The "leave" portion of the protocol strikes me as unrealistic. Typically, when a node leaves a network it does so without warning and doesn't have tie to copy its data back. Maybe some level of redundancy will be discussed in the followup.
For particular DHT, namely Chord, a node has f successor list where it stores the replicas of data on each f successors. After failure of a node, the data is stored in its successor list. However, this introduces more overhead to the system, after breakdown find successors and replicate date, and stabilize function should check every successor-list to find inconsistent links. Some other DHTs use interval based division, divide the nodes into fixed intervals and all the nodes in one interval store the data in all other nodes in that interval.
I would think one would dedicate N*2 nodes for a dataset N and just copy the data in any given node to its closest neighbor node. If the lookup for the primary node fails, try its closest neighbor, and if you really want to get snazzy then have that failover neighbor start to copy data to its closest neighbor until you get a replacement node up. A failover daemon on each node will detect when a neighbor goes down and block writes to a copy of data until it's sure the neighbor is down, and won't accept new copies until both it detects the neighbor is back up and has resolved time-based differences in datasets.

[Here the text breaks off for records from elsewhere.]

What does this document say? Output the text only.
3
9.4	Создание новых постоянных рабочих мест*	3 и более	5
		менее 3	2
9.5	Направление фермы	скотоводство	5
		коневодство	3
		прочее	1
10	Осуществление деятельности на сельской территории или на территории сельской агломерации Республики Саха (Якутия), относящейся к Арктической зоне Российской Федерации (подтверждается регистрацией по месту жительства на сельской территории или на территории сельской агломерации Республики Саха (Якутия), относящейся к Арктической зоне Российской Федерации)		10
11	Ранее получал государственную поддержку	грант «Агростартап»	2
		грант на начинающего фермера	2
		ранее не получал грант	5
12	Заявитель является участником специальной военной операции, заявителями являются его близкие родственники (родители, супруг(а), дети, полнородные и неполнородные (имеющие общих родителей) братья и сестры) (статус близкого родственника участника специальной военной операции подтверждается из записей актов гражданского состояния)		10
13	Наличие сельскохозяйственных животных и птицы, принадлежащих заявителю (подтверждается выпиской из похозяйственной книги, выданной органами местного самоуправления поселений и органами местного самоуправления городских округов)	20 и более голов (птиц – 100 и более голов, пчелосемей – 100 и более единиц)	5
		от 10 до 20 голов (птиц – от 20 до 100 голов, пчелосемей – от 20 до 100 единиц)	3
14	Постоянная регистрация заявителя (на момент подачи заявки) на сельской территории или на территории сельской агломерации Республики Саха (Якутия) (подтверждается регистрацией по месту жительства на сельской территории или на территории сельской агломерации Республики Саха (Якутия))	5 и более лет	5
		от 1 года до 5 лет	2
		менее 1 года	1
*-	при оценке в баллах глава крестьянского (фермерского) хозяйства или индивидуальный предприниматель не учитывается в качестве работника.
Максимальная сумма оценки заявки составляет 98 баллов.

Probably not foolproof but it's a start :)
I think an interesting follow-up to this since it's now 8 years old, would be an article on setting up DHTs in the cloud, like on Amazon's EC2. As demand for the database/application goes up, rolling additional nodes in real-time would be pretty snazzy. It would 'seem' to me that most use cases need a redundancy level of 3 per location, and then spread across three locations. The capital costs of physical equipment, racking, zoning within a facility for redundant power etc. make a cloud solution much more interesting for 99% of use cases.